18 October 2021
Want to Know What Really Went Down Between Quint and Hooper on ‘Jaws’?
A new West End show about the stormy genesis of Spielberg’s 1975 classic – co-written and starring Quint’s son, no less – provides some clues.
Ian Shaw was a small boy when he went to visit his father, Robert, on Martha’s Vineyard, where the revered British actor was making a movie about a great white shark that terrorises a New England town. Or rather, not on Martha’s Vineyard so much as off it, as the film’s 26-year-old director, Steven Spielberg, wanted to capture the dark tempestuous essence of the ocean by shooting on the ocean itself. Shaw was playing Quint, a gleaming-eyed, Ahabian fisherman who accepts a bounty to kill the monster, alongside Hollywood stalwart Roy Scheider as Brody, Amity Island’s besieged chief of police, and a promising New York upstart, Richard Dreyfuss, cast as the young know-it-all marine biologist, Hooper.

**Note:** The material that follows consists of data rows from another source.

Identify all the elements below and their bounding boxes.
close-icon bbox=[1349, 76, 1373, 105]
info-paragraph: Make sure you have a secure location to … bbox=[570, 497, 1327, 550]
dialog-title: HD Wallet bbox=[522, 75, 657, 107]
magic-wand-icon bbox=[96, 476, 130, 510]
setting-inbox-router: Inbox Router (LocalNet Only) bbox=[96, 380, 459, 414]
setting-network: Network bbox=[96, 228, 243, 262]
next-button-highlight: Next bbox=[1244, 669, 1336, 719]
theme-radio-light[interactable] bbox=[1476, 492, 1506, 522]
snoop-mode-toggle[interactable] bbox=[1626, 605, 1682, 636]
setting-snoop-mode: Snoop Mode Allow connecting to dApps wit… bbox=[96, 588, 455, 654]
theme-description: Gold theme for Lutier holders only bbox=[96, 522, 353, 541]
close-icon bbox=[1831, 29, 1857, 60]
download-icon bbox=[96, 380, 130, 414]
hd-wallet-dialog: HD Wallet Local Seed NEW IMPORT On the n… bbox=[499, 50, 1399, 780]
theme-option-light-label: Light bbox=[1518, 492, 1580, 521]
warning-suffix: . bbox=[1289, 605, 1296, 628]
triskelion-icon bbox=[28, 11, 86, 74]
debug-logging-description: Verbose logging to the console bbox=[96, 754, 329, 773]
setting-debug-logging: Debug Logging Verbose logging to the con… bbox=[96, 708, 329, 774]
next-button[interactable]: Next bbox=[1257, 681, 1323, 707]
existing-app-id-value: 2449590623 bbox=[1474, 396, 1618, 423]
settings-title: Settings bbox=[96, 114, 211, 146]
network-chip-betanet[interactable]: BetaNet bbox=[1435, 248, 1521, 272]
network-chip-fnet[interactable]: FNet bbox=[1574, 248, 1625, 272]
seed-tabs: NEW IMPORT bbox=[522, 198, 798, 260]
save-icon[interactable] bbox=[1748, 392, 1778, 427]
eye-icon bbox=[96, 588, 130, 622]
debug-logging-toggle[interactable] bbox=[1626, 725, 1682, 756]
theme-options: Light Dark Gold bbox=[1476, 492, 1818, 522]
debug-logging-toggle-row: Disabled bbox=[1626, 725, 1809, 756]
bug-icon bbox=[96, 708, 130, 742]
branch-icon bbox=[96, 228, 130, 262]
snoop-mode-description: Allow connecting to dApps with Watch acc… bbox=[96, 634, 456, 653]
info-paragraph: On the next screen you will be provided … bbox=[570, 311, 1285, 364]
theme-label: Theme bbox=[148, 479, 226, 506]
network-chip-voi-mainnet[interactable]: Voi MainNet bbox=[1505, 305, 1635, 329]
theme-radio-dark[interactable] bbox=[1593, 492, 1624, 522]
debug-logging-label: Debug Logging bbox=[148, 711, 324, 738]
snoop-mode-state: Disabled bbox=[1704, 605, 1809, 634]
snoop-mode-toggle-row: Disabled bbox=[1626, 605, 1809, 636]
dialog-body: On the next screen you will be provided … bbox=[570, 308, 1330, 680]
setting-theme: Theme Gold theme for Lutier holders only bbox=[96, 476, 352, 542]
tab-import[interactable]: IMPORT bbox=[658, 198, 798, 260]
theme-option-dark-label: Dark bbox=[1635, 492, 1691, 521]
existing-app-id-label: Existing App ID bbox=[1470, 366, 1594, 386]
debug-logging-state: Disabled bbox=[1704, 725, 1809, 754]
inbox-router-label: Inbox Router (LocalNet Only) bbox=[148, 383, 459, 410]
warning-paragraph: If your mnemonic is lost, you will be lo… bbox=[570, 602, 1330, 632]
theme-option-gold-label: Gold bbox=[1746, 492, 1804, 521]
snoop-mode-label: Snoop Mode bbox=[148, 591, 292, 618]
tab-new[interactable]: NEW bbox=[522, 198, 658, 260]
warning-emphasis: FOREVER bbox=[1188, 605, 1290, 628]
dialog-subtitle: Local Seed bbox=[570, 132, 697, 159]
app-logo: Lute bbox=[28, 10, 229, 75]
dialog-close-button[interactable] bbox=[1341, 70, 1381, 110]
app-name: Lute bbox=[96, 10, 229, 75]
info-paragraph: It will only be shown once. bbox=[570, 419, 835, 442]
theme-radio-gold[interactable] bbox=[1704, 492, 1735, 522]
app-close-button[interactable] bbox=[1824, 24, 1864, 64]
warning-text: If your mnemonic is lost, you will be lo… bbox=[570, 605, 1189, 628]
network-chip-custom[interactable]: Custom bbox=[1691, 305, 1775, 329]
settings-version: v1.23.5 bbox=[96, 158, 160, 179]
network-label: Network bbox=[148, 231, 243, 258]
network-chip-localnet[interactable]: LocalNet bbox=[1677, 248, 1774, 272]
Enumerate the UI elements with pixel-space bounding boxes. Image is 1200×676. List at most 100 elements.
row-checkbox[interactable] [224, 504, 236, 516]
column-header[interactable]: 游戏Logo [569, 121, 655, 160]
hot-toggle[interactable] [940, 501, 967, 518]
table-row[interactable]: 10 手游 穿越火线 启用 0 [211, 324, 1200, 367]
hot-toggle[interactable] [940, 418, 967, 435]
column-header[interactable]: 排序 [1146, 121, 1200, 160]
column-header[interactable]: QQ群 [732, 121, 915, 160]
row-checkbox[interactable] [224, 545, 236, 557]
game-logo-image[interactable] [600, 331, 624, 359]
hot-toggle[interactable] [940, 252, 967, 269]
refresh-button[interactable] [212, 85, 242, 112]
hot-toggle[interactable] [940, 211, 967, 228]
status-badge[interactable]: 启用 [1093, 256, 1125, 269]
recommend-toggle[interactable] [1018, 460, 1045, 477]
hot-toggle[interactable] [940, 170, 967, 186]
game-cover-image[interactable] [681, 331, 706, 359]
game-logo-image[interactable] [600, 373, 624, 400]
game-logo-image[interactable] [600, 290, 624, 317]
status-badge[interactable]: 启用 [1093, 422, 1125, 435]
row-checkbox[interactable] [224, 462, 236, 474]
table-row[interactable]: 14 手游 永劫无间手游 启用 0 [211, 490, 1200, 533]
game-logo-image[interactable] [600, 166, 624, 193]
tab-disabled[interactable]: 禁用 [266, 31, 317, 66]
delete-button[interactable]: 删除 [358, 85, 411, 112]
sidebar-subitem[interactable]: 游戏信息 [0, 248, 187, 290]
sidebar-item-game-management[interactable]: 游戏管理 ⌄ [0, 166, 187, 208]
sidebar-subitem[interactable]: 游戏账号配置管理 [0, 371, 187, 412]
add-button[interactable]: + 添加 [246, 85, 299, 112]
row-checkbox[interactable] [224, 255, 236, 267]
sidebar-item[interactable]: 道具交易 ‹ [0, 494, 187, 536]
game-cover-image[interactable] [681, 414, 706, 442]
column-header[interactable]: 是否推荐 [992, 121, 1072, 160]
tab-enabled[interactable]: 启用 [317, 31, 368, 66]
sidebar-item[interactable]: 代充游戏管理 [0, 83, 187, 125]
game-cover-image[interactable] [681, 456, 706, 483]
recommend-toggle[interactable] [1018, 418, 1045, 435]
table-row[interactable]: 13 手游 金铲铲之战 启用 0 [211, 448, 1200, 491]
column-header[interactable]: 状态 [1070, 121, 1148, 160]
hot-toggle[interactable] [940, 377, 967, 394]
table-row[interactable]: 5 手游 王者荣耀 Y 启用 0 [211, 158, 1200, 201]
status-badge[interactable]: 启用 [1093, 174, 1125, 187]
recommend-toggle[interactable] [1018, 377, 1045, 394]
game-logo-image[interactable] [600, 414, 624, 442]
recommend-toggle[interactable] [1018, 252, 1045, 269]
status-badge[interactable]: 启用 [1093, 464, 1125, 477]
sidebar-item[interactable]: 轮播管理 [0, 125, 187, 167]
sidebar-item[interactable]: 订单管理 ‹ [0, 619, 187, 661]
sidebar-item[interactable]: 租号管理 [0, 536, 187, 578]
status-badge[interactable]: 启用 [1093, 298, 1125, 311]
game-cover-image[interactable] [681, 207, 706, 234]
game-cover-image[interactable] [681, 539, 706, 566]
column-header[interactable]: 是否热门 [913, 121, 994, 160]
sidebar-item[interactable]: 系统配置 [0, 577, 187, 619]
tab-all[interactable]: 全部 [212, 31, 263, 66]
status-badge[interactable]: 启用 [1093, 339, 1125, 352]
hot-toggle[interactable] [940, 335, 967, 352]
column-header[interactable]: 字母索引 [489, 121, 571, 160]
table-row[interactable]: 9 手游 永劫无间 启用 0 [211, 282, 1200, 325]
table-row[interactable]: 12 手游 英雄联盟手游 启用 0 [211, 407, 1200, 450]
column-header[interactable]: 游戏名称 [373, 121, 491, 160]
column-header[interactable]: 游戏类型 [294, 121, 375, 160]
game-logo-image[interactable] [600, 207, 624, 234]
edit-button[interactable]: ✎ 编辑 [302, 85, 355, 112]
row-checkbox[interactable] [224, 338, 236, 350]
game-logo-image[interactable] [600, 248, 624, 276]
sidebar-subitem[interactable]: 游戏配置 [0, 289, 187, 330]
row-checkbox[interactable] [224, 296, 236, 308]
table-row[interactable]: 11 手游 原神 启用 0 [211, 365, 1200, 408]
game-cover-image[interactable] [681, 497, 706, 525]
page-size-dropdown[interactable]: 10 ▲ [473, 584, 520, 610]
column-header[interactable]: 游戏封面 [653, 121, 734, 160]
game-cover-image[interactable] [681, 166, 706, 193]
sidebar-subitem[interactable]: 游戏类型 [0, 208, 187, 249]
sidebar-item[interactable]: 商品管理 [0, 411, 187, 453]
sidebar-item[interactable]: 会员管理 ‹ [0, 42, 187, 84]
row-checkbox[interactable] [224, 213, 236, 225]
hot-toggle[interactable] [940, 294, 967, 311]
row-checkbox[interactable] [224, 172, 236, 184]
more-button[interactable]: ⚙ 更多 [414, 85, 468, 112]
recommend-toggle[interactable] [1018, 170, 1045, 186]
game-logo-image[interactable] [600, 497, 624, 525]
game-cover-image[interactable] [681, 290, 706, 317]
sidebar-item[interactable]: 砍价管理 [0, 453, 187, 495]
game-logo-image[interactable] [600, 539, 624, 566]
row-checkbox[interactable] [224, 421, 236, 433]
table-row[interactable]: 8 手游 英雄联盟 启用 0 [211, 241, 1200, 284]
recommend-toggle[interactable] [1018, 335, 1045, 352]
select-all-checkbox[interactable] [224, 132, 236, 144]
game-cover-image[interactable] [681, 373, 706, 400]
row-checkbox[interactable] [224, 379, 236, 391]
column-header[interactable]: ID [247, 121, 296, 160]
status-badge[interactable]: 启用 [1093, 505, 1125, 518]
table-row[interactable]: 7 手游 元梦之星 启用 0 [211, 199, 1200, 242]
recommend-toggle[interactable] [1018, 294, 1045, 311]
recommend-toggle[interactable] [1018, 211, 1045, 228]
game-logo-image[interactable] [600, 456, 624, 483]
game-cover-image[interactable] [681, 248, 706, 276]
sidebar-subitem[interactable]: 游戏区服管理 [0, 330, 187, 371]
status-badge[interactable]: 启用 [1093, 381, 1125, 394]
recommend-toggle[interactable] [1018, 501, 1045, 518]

The story of the making – or, for much of the time, the not-making – of Jaws has gone down in cinematic lore. Shooting on the Atlantic meant that the production was at the mercy of the weather and also the salt water, which played havoc with the pneumatic components of the mechanical shark – nicknamed “Bruce” after Spielberg’s lawyer, Bruce Raynor. As a result, the budget was spectacularly blown and the cast and crew had a lot of time to kill; or, in the case of Shaw and Dreyfuss, who had a famously turbulent relationship, nearly kill each other. But of course the problems of Jaws also necessitated the movie’s innovations: the malfunctioning fake shark meant that in order to create suspense, Spielberg deployed John Williams’ score and underwater shots from the shark’s point of view, both of which are, today, iconic.